The 2014 World Cup in Brazil got off to a shocking start Thursday afternoon, when the home team and heavy favorite to win the whole tournament went down 0-1 early -- and by its own doing, when defender Marcelo kicked the ball past keeper Julio Caesar and into his own team’s net.

The goal, the first of this year’s Cup, was heard round the world, and it puts Marcelo squarely in the spotlight if Brazil loses the match to Croatia in the first round. But many fans believe it was not his fault that the ball happened to slip past other players and in his immediate path as he charged toward the attacking Croatians.

Marcelo Veira, best known as simply “Marcelo,” is one of Brazil’s leading football lights. The left back has played for Real Madrid, one of the strongest teams in the world, since 2007, and has been hailed as one of the most athletic players on this year’s national team.

Born May 12, 1988 in Rio de Janeiro, the 26-year-old has built an impressive resume, being known as similar to Roberto Carlos, a Sao Paulo-born legend who has said “Marcelo possesses a better technical ability than me.” Marcelo is hailed for both his defensive and offensive abilities, having proven himself as both a top-grade left wing and left back.
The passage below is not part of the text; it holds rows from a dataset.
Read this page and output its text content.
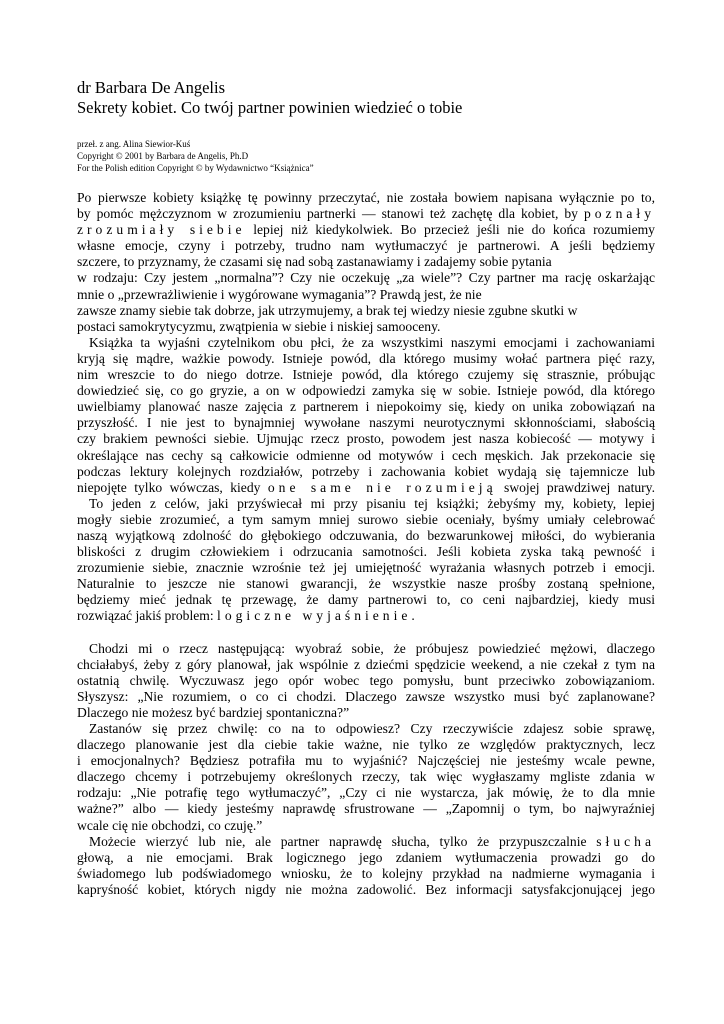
dr Barbara De Angelis
Sekrety kobiet. Co twój partner powinien wiedzieć o tobie
przeł. z ang. Alina Siewior-Kuś
Copyright © 2001 by Barbara de Angelis, Ph.D
For the Polish edition Copyright © by Wydawnictwo “Książnica”
Po pierwsze kobiety książkę tę powinny przeczytać, nie została bowiem napisana wyłącznie po to,
by pomóc mężczyznom w zrozumieniu partnerki — stanowi też zachętę dla kobiet, by poznały
zrozumiały siebie lepiej niż kiedykolwiek. Bo przecież jeśli nie do końca rozumiemy
własne emocje, czyny i potrzeby, trudno nam wytłumaczyć je partnerowi. A jeśli będziemy
szczere, to przyznamy, że czasami się nad sobą zastanawiamy i zadajemy sobie pytania
w rodzaju: Czy jestem „normalna”? Czy nie oczekuję „za wiele”? Czy partner ma rację oskarżając
mnie o „przewrażliwienie i wygórowane wymagania”? Prawdą jest, że nie
zawsze znamy siebie tak dobrze, jak utrzymujemy, a brak tej wiedzy niesie zgubne skutki w
postaci samokrytycyzmu, zwątpienia w siebie i niskiej samooceny.
Książka ta wyjaśni czytelnikom obu płci, że za wszystkimi naszymi emocjami i zachowaniami
kryją się mądre, ważkie powody. Istnieje powód, dla którego musimy wołać partnera pięć razy,
nim wreszcie to do niego dotrze. Istnieje powód, dla którego czujemy się strasznie, próbując
dowiedzieć się, co go gryzie, a on w odpowiedzi zamyka się w sobie. Istnieje powód, dla którego
uwielbiamy planować nasze zajęcia z partnerem i niepokoimy się, kiedy on unika zobowiązań na
przyszłość. I nie jest to bynajmniej wywołane naszymi neurotycznymi skłonnościami, słabością
czy brakiem pewności siebie. Ujmując rzecz prosto, powodem jest nasza kobiecość — motywy i
określające nas cechy są całkowicie odmienne od motywów i cech męskich. Jak przekonacie się
podczas lektury kolejnych rozdziałów, potrzeby i zachowania kobiet wydają się tajemnicze lub
niepojęte tylko wówczas, kiedy one same nie rozumieją swojej prawdziwej natury.
To jeden z celów, jaki przyświecał mi przy pisaniu tej książki; żebyśmy my, kobiety, lepiej
mogły siebie zrozumieć, a tym samym mniej surowo siebie oceniały, byśmy umiały celebrować
naszą wyjątkową zdolność do głębokiego odczuwania, do bezwarunkowej miłości, do wybierania
bliskości z drugim człowiekiem i odrzucania samotności. Jeśli kobieta zyska taką pewność i
zrozumienie siebie, znacznie wzrośnie też jej umiejętność wyrażania własnych potrzeb i emocji.
Naturalnie to jeszcze nie stanowi gwarancji, że wszystkie nasze prośby zostaną spełnione,
będziemy mieć jednak tę przewagę, że damy partnerowi to, co ceni najbardziej, kiedy musi
rozwiązać jakiś problem: logiczne wyjaśnienie.
Chodzi mi o rzecz następującą: wyobraź sobie, że próbujesz powiedzieć mężowi, dlaczego
chciałabyś, żeby z góry planował, jak wspólnie z dziećmi spędzicie weekend, a nie czekał z tym na
ostatnią chwilę. Wyczuwasz jego opór wobec tego pomysłu, bunt przeciwko zobowiązaniom.
Słyszysz: „Nie rozumiem, o co ci chodzi. Dlaczego zawsze wszystko musi być zaplanowane?
Dlaczego nie możesz być bardziej spontaniczna?”
Zastanów się przez chwilę: co na to odpowiesz? Czy rzeczywiście zdajesz sobie sprawę,
dlaczego planowanie jest dla ciebie takie ważne, nie tylko ze względów praktycznych, lecz
i emocjonalnych? Będziesz potrafiła mu to wyjaśnić? Najczęściej nie jesteśmy wcale pewne,
dlaczego chcemy i potrzebujemy określonych rzeczy, tak więc wygłaszamy mgliste zdania w
rodzaju: „Nie potrafię tego wytłumaczyć”, „Czy ci nie wystarcza, jak mówię, że to dla mnie
ważne?” albo — kiedy jesteśmy naprawdę sfrustrowane — „Zapomnij o tym, bo najwyraźniej
wcale cię nie obchodzi, co czuję.”
Możecie wierzyć lub nie, ale partner naprawdę słucha, tylko że przypuszczalnie słucha
głową, a nie emocjami. Brak logicznego jego zdaniem wytłumaczenia prowadzi go do
świadomego lub podświadomego wniosku, że to kolejny przykład na nadmierne wymagania i
kapryśność kobiet, których nigdy nie można zadowolić. Bez informacji satysfakcjonującej jego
Whether or not that claim is true remains to be seen as Marcelo’s career progresses, but the Olympic medalist is also known as a versatile and smooth dribbler. He’s scored 15 goals in his tenure at Real Madrid, a remarkable number for a defender.

The own goal Thursday night against Croatia, which silenced the cheering fans at Arena de Sao Paulo, will go down in history as the Brazilian national team’s first in a World Cup.
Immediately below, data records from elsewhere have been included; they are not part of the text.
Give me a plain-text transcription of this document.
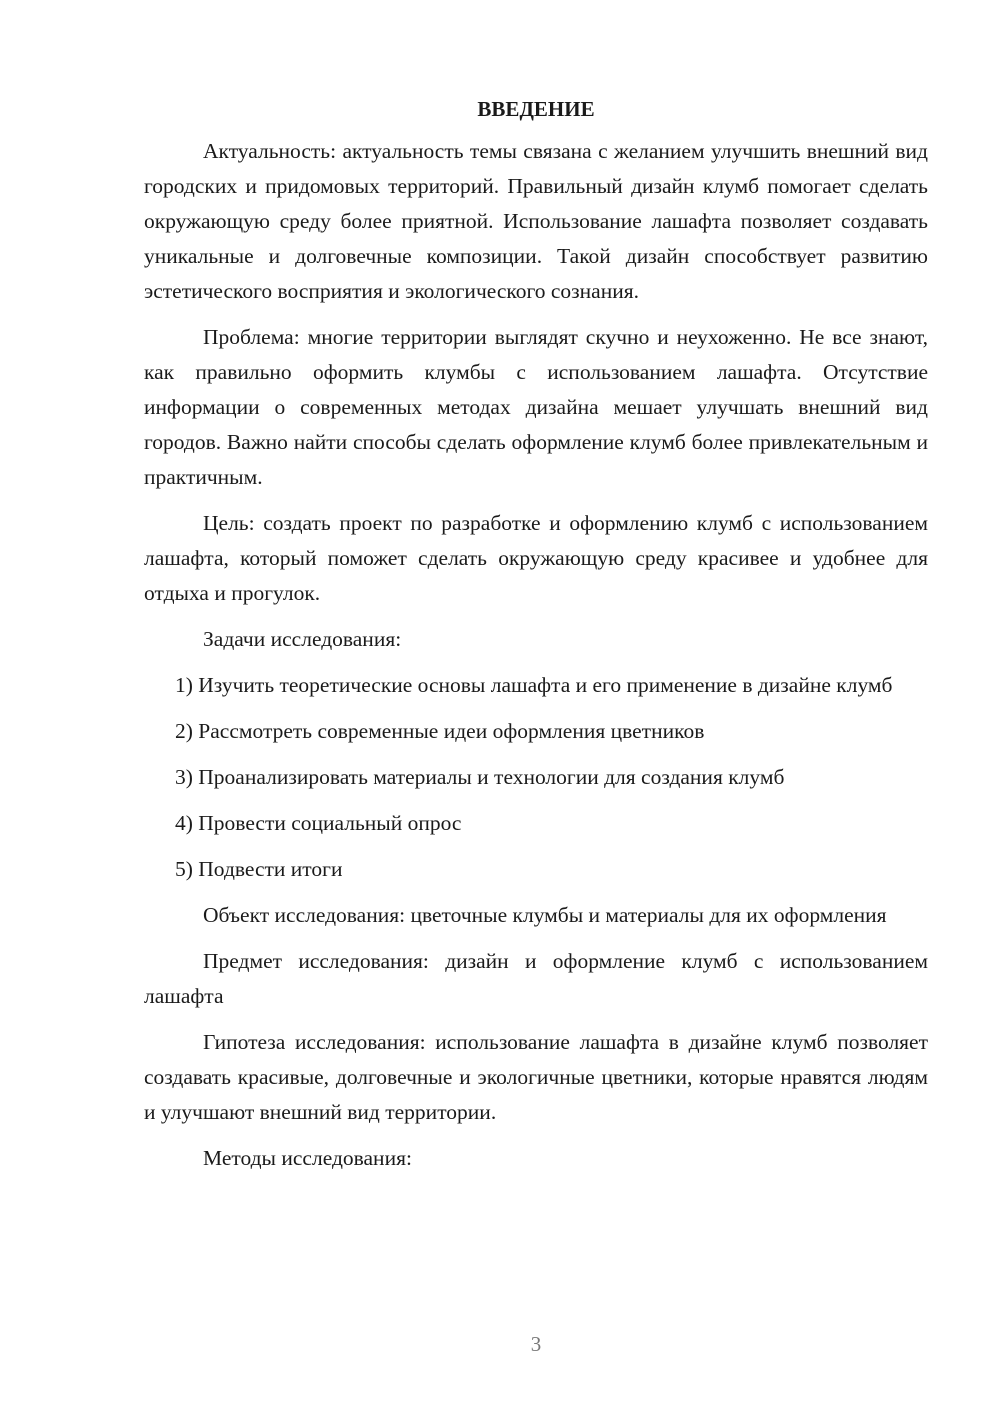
ВВЕДЕНИЕ

Актуальность: актуальность темы связана с желанием улучшить внешний вид городских и придомовых территорий. Правильный дизайн клумб помогает сделать окружающую среду более приятной. Использование лашафта позволяет создавать уникальные и долговечные композиции. Такой дизайн способствует развитию эстетического восприятия и экологического сознания.

Проблема: многие территории выглядят скучно и неухоженно. Не все знают, как правильно оформить клумбы с использованием лашафта. Отсутствие информации о современных методах дизайна мешает улучшать внешний вид городов. Важно найти способы сделать оформление клумб более привлекательным и практичным.

Цель: создать проект по разработке и оформлению клумб с использованием лашафта, который поможет сделать окружающую среду красивее и удобнее для отдыха и прогулок.

Задачи исследования:

1) Изучить теоретические основы лашафта и его применение в дизайне клумб

2) Рассмотреть современные идеи оформления цветников

3) Проанализировать материалы и технологии для создания клумб

4) Провести социальный опрос

5) Подвести итоги

Объект исследования: цветочные клумбы и материалы для их оформления

Предмет исследования: дизайн и оформление клумб с использованием лашафта

Гипотеза исследования: использование лашафта в дизайне клумб позволяет создавать красивые, долговечные и экологичные цветники, которые нравятся людям и улучшают внешний вид территории.

Методы исследования:

3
Brazil, which has poured more than $11 billion into its preparations for the 2014 World Cup, was gunning to win the event at home, an occurrence that would help to assuage some residents’ anger over the high price the nation paid to host it.

But if the team ends up losing the match tonight, it will go down as one of the biggest upsets in World Cup history, and a national tragedy of epic proportions.

Brazil lost the 1950 World Cup Finals 2-1 to the underdog Uruguay team at home in Rio de Janeiro, a result that many older Brazilians have yet to get over. The event, dubbed the #2 “most stunning moment” in World Cup history by The Guardian, set off a wave of suicides across Brazil.

Marcelo’s own goal isn't as bad -- Brazil could still advance to the next round even with losing a game -- but it's still a shocking event in Brazilian soccer. 

It also, and perhaps unfairly, called to mind the case of Andrés Escobar, the Colombian national team player who was killed back home in Colombia after he scored an own goal in the 1994 World Cup against the United States.

Brazil is one of the most soccer-crazed nations in the world, and winning the World Cup -- the most popular sporting event on Earth with an expected TV audience of nearly 1 billion people -- was the goal since 2007, when the country secured the right to host the tournament  this year.